11 juillet 2007 - Seul le prononcé fait foi

Télécharger le .pdf

Lettre de mission de M. Nicolas Sarkozy, Président de la République, adressée à M. Michel Barnier, ministre de l'agriculture et de la pêche, sur les priorités de la politique agricole, le 11 juillet 2007.


Monsieur le Ministre,
Les résultats de l'élection présidentielle et des élections législatives qui viennent d'avoir lieu dans notre pays montrent l'ampleur de l'attente de changement manifestée par les Français. En élisant au Parlement une large majorité présidentielle, ils ont voulu donner au gouvernement, sans aucune ambiguïté possible, tous les outils nécessaires à la réussite de sa mission. Ce gouvernement, auquel vous appartenez, n'a désormais qu'un seul devoir : celui de mettre en oeuvre le programme présidentiel et, au-delà, de réconcilier nos compatriotes avec l'action politique en lui prouvant qu'elle peut encore changer les choses et rendre à notre pays la maîtrise de son destin.
Tout au long de la campagne présidentielle, des engagements ont été pris dans le champ de vos compétences ministérielles. Il va de soi que nous attendons de vous que vous les teniez. L'objet de cette lettre de mission est de vous préciser les points qui, parmi ces engagements, nous paraissent prioritaires et sur lesquels nous vous demandons d'obtenir rapidement des résultats.
Avec 39,3 milliards d'euros d'exportations et 1,6 millions d'emplois, l'agriculture, la sylviculture, la pêche et l'industrie agro-alimentaire de notre pays sont un pilier essentiel de notre économie et de l'équilibre de nos territoires.
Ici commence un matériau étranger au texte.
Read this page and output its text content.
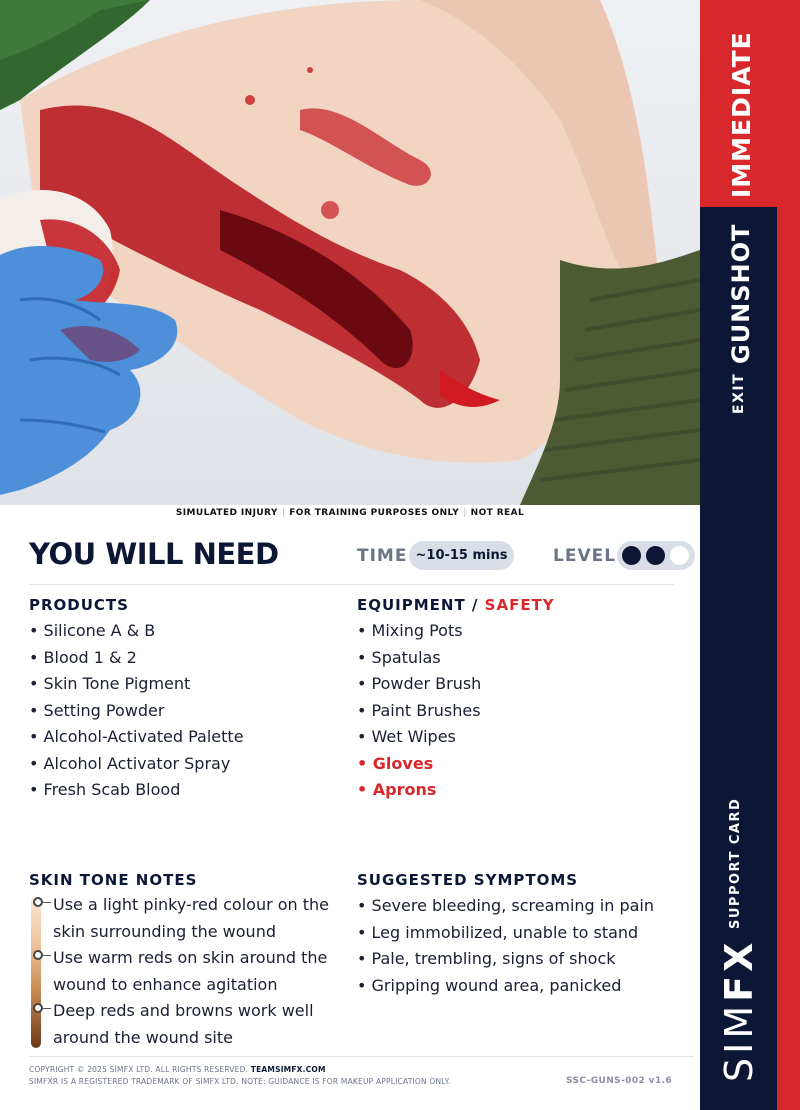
SIMULATED INJURY | FOR TRAINING PURPOSES ONLY | NOT REAL
IMMEDIATE
GUNSHOT
EXIT
SUPPORT CARD
SIMFX
YOU WILL NEED	TIME ~10-15 mins	LEVEL
PRODUCTS
• Silicone A & B
• Blood 1 & 2
• Skin Tone Pigment
• Setting Powder
• Alcohol-Activated Palette
• Alcohol Activator Spray
• Fresh Scab Blood
EQUIPMENT / SAFETY
• Mixing Pots
• Spatulas
• Powder Brush
• Paint Brushes
• Wet Wipes
• Gloves
• Aprons
SKIN TONE NOTES
Use a light pinky-red colour on the skin surrounding the wound
Use warm reds on skin around the wound to enhance agitation
Deep reds and browns work well around the wound site
SUGGESTED SYMPTOMS
• Severe bleeding, screaming in pain
• Leg immobilized, unable to stand
• Pale, trembling, signs of shock
• Gripping wound area, panicked
COPYRIGHT © 2025 SIMFX LTD. ALL RIGHTS RESERVED. TEAMSIMFX.COM
SIMFXR IS A REGISTERED TRADEMARK OF SIMFX LTD. NOTE: GUIDANCE IS FOR MAKEUP APPLICATION ONLY.	SSC-GUNS-002 v1.6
Les besoins alimentaires et énergétiques au niveau mondial, l'impératif d'indépendance et de sécurité alimentaires de la France et de l'Union européenne, le rôle des agriculteurs dans l'aménagement du territoire, les perspectives ouvertes par les biocarburants, la biomasse, la chimie verte, font de ce secteur un enjeu stratégique.
En tant que ministre de l'Agriculture et de la pêche, votre première mission sera de conforter le rôle de notre agriculture, de notre pêche, de notre sylviculture et de notre industrie agro-alimentaire comme élément clé de notre économie, et d'affirmer, aussi bien en Europe qu'au niveau mondial, notre ferme intention d'assumer la vocation agricole de la France et de préserver notre agriculture de production.
A cet effet, d'une part, vous veillerez à soutenir la recherche, l'enseignement agricole et l'installation des jeunes agriculteurs. Vous prendrez les dispositions nécessaires pour préserver et conforter le tissu d'entreprises agro-alimentaires qui couvre le territoire en permettant, par exemple, aux agriculteurs d'y prendre des participations par l'intermédiaire de fonds mutualisés. Vous veillerez à la préservation de l'agriculture de montagne qui est indispensable à l'équilibre de nos territoires. Vous engagerez un véritable plan de développement des nouvelles filières agricoles créatrices de richesse comme les biocarburants, la biomasse, la chimie verte, tout en recherchant de meilleures performances pour celles qui sont déjà installées, en particulier la filière bois. Pour cette dernière, vous vous efforcerez, avec les sylviculteurs et les industriels, d'améliorer la mobilisation de la ressource forestière et la compétitivité de notre industrie de transformation, et ainsi de réduire notre déficit commercial dans ce secteur.
D'autre part, l'importance stratégique de l'agriculture et de la pêche pour la France et pour l'Europe exige que vous vous mobilisiez très fortement à l'occasion des prochaines échéances européennes, en particulier le bilan de santé de la PAC de 2008 et la présidence française de l'Union, et des grands rendez-vous internationaux de l'Organisation mondiale du commerce. Ils doivent être l'occasion d'affirmer le principe de préférence communautaire et le principe de soutien de l'agriculture européenne mis en oeuvre par la politique agricole commune. Vous veillerez à ce que les efforts consentis par l'Union européenne dans le cadre des négociations à l'OMC soient compatibles avec les objectifs qui sont les nôtres en matière agricole, et compensés par des efforts d'un niveau strictement équivalent de nos partenaires. Nos concitoyens doivent pour leur part être mieux informés des intérêts directs qu'ils retirent, dans leur vie quotidienne, de la politique de soutien de l'agriculture.
Dans le même esprit, vous veillerez à ce que les produits agricoles et agro-alimentaires importés soient sûrs et conformes aux normes imposées aux produits européens, grâce à la mise en place de véritables contrôles aux frontières de l'Union européenne. De même, vous agirez au niveau international pour réguler les pratiques de la grande pêche industrielle, dont notre pêche fait les frais alors qu'elle ne la pratique quasiment pas, et vous veillerez au renforcement des contrôles contre la pêche illégale à proximité de nos côtes. En liaison avec les représentants des pêcheurs, vous entreprendrez une réflexion sur la structuration de la profession et les conditions d'accès à la ressource.
Nul ne devra douter de notre détermination à soutenir notre agriculture et notre pêche.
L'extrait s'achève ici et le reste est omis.